After the liberation of Rome, the allied authorities, in collaboration with the Italian administration, created the Ardeatine Cave Commission, chaired by the Mayor of Rome, for investigation and burial of the victims’ bodies. At the same time, the National Association of Italian Martyr Families for Homeland Freedom (ANFIM being the acronym in Italian) was created to identify and provide a dignified burial to the victims. At the beginning of September 1944, the Municipality of Rome announced a bid for the construction of a memorial monument for the victims of the massacre. In the subsequent years, two teams led by the architects Mario Fiorentino and Giuseppe Pierugini, and which included the sculptors Francesco Coccia and Mrko Basandella, worked in a joint project. The construction work started in November 1947 and on March 24, 1949, five years after the massacre, the mausoleum was inaugurated. The process to bury the victims was completed in 1951.

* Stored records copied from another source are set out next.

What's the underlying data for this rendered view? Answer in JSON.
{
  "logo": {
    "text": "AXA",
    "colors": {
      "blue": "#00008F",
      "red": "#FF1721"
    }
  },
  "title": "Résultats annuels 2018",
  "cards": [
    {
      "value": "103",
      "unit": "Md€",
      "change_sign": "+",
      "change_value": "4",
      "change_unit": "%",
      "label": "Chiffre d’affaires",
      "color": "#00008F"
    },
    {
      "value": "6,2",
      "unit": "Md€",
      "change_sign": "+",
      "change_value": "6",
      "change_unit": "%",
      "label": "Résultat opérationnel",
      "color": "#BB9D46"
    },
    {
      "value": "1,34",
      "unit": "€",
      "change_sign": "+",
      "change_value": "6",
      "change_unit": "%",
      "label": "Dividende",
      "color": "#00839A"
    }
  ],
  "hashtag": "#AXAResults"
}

The caves where the massacre happened contain artistic and architectural works. The main gate, which is six meters wide and occupies the whole entrance to the caves, was built in bronze, by the Italian artist Mirko Basaldella. The huge statue that remembers the massacre shows the figure of three men in different stages of life, with their hands tied, and is called The three ages of men, in direct allusion to the characteristics of the victims, all of them males aged between 15 and 74.

On the left side of the entrance to the caves, there is a great monolith. It is a gigantic tombstone placed over the tombs where the 335 victims of the massacre are buried. It is a concrete block resting on six short pillars that cuts through the darkness of the grave cavity, while preserving the sensation of imminent weight. At the end of the tunnels, there is the area where the killings took place and where the bodies were thrown away thereafter.

The massacre anniversary became one of the main commemorations of the civic calendar of the Italian Republic. Every year, a mass is celebrated to commemorate the victims and is followed by official speeches. The ANFIM association permanently promotes guided tours to the mausoleum for the general public, but specially for students.